Yolande : Alors moi je suis convaincue qu’effectivement si on baisse le temps de travail on baissera aussi les émissions de gaz à effet de serre et que… parce qu’évidemment ça va avec le reste, c’est-à-dire que si on travaille moins, on aura plus de temps pour s’engager localement dans nos vies, on aura plus de temps pour aller cueillir des orties et ramasser des châtaignes et entretenir les espaces verts, et on n’aura surtout pas forcément plus de salaire pour aller consommer à qui mieux mieux. Voilà. C’est-à-dire que travailler moins ne veut pas dire systématiquement avoir envie de dépenser de l’argent qu’on n’a pas.

Marie José : Ce que vous nous avez présenté est valable pour un monde idéal et nous en sommes loin. Je pense que la réduction du temps de travail va engendrer une grande quantité de délocalisations et de fermetures d’entreprises. J’estime que ce serait une catastrophe pour notre pays.

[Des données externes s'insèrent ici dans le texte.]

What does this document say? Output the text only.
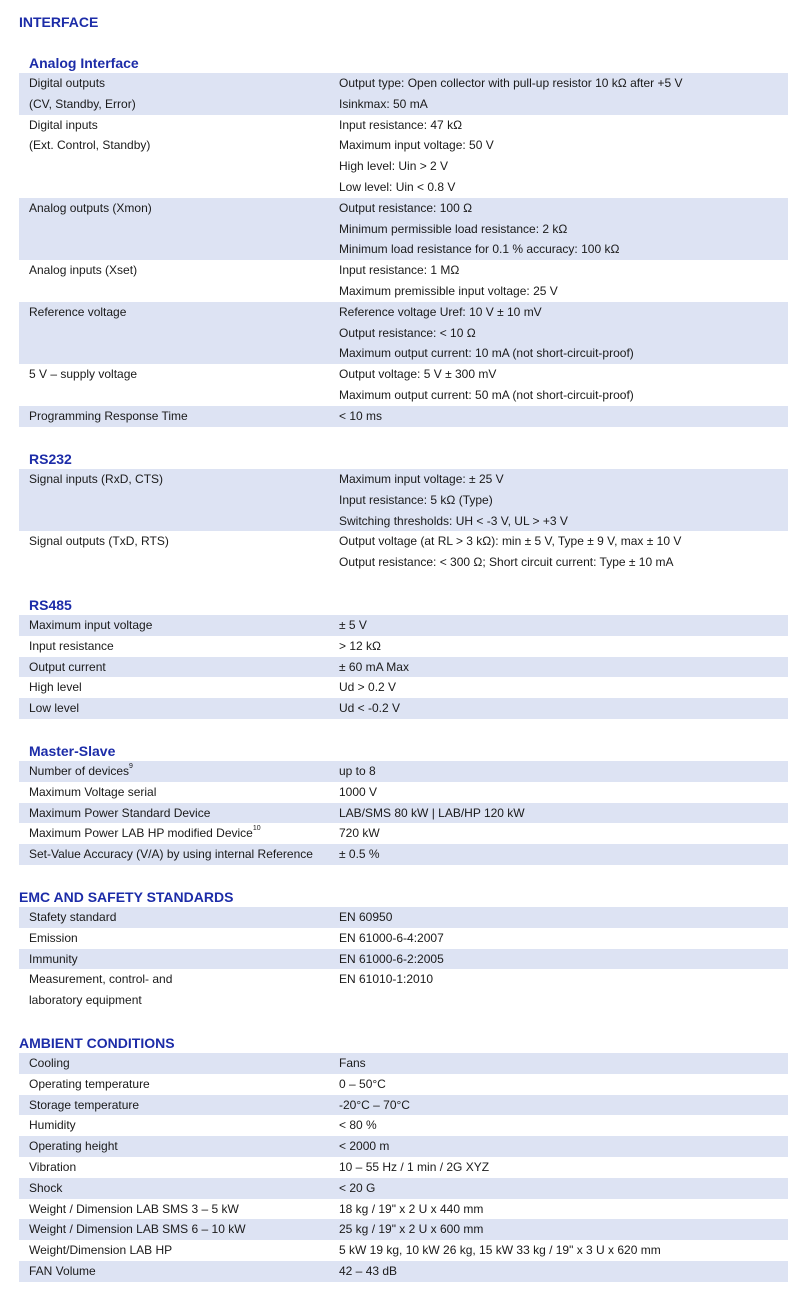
INTERFACE
Analog Interface
Digital outputs
(CV, Standby, Error)	Output type: Open collector with pull-up resistor 10 kΩ after +5 V
Isinkmax: 50 mA

Digital inputs
(Ext. Control, Standby)	Input resistance: 47 kΩ
Maximum input voltage: 50 V
High level: Uin > 2 V
Low level: Uin < 0.8 V

Analog outputs (Xmon)	Output resistance: 100 Ω
Minimum permissible load resistance: 2 kΩ
Minimum load resistance for 0.1 % accuracy: 100 kΩ

Analog inputs (Xset)	Input resistance: 1 MΩ
Maximum premissible input voltage: 25 V

Reference voltage	Reference voltage Uref: 10 V ± 10 mV
Output resistance: < 10 Ω
Maximum output current: 10 mA (not short-circuit-proof)

5 V – supply voltage	Output voltage: 5 V ± 300 mV
Maximum output current: 50 mA (not short-circuit-proof)

Programming Response Time	< 10 ms
RS232
Signal inputs (RxD, CTS)	Maximum input voltage: ± 25 V
Input resistance: 5 kΩ (Type)
Switching thresholds: UH < -3 V, UL > +3 V

Signal outputs (TxD, RTS)	Output voltage (at RL > 3 kΩ): min ± 5 V, Type ± 9 V, max ± 10 V
Output resistance: < 300 Ω; Short circuit current: Type ± 10 mA
RS485
Maximum input voltage	± 5 V

Input resistance	> 12 kΩ

Output current	± 60 mA Max

High level	Ud > 0.2 V

Low level	Ud < -0.2 V
Master-Slave
Number of devices$^9$	up to 8

Maximum Voltage serial	1000 V

Maximum Power Standard Device	LAB/SMS 80 kW | LAB/HP 120 kW

Maximum Power LAB HP modified Device$^{10}$	720 kW

Set-Value Accuracy (V/A) by using internal Reference	± 0.5 %
EMC AND SAFETY STANDARDS
Stafety standard	EN 60950

Emission	EN 61000-6-4:2007

Immunity	EN 61000-6-2:2005

Measurement, control- and
laboratory equipment	EN 61010-1:2010
AMBIENT CONDITIONS
Cooling	Fans

Operating temperature	0 – 50°C

Storage temperature	-20°C – 70°C

Humidity	< 80 %

Operating height	< 2000 m

Vibration	10 – 55 Hz / 1 min / 2G XYZ

Shock	< 20 G

Weight / Dimension LAB SMS 3 – 5 kW	18 kg / 19" x 2 U x 440 mm

Weight / Dimension LAB SMS 6 – 10 kW	25 kg / 19" x 2 U x 600 mm

Weight/Dimension LAB HP	5 kW 19 kg, 10 kW 26 kg, 15 kW 33 kg / 19" x 3 U x 620 mm

FAN Volume	42 – 43 dB
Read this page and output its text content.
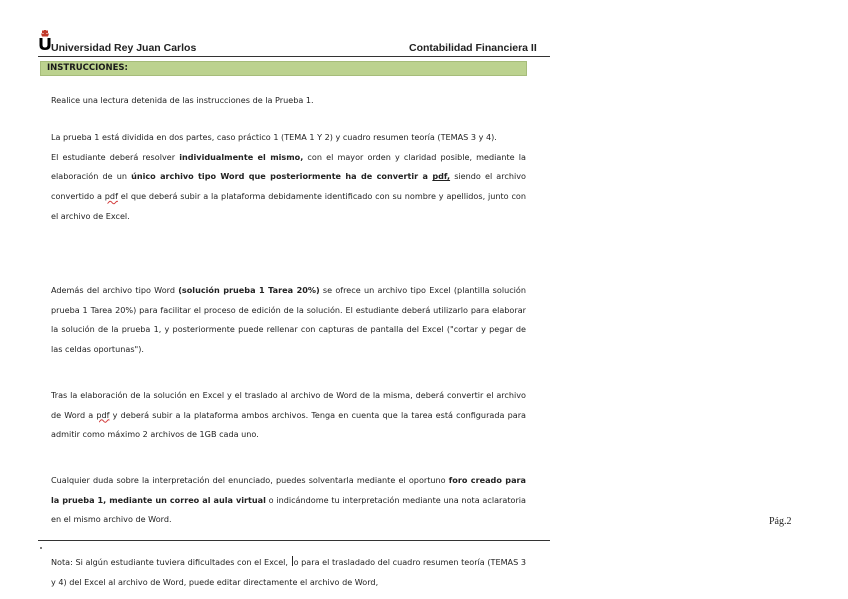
Universidad Rey Juan Carlos	Contabilidad Financiera II
INSTRUCCIONES:

Realice una lectura detenida de las instrucciones de la Prueba 1.

La prueba 1 está dividida en dos partes, caso práctico 1 (TEMA 1 Y 2) y cuadro resumen teoría (TEMAS 3 y 4).
El estudiante deberá resolver individualmente el mismo, con el mayor orden y claridad posible, mediante la elaboración de un único archivo tipo Word que posteriormente ha de convertir a pdf, siendo el archivo convertido a pdf el que deberá subir a la plataforma debidamente identificado con su nombre y apellidos, junto con el archivo de Excel.

Además del archivo tipo Word (solución prueba 1 Tarea 20%) se ofrece un archivo tipo Excel (plantilla solución prueba 1 Tarea 20%) para facilitar el proceso de edición de la solución. El estudiante deberá utilizarlo para elaborar la solución de la prueba 1, y posteriormente puede rellenar con capturas de pantalla del Excel ("cortar y pegar de las celdas oportunas").

Tras la elaboración de la solución en Excel y el traslado al archivo de Word de la misma, deberá convertir el archivo de Word a pdf y deberá subir a la plataforma ambos archivos. Tenga en cuenta que la tarea está configurada para admitir como máximo 2 archivos de 1GB cada uno.

Cualquier duda sobre la interpretación del enunciado, puedes solventarla mediante el oportuno foro creado para la prueba 1, mediante un correo al aula virtual o indicándome tu interpretación mediante una nota aclaratoria en el mismo archivo de Word.	Pág.2

Nota: Si algún estudiante tuviera dificultades con el Excel, o para el trasladado del cuadro resumen teoría (TEMAS 3 y 4) del Excel al archivo de Word, puede editar directamente el archivo de Word,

Jean-Pierre : Oui à moi. Heu… alors il y a tellement de choses à dire sur le sujet que je ne sais pas par où commencer, mais j’aimerais juste rebondir sur ce qui a été dit auparavant à savoir qu’il y a une mesure qui a été proposée, un objectif qui était d’accompagner les artisans, et il a été dit [ils sont la] principale source d’emplois en France. Moi je connais bon nombre d’artisans qui aujourd’hui heu… s’engagent à ne pas faire plus de travail, tout simplement pour ne pas recruter parce que la charge de…. que le coût du travail est tellement important que l’intérêt et la rentabilité qu’ils pourraient en tirer n’est juste pas possible. Voilà où on en est aujourd’hui en France. Heu… alors… C’est un sujet assez complexe. Moi je suis d’accord sur le principe qu’il faudrait partager son travail avec tout le monde et puis que tout le monde soit heureux, mais j’ai le sentiment que la réalité économique est un peu différente. Aujourd’hui la première charge financière d’une entreprise est quand même le coût du travail, heu… l’augmenter j’suis pas sûr que ce soit une source de réussite dans le futur, indépendamment de la crise économique que nous vivons aujourd’hui. Je crois qu’on n’a pas suffisamment de compétitivité aujourd’hui en France pour pouvoir se le permettre. Voilà.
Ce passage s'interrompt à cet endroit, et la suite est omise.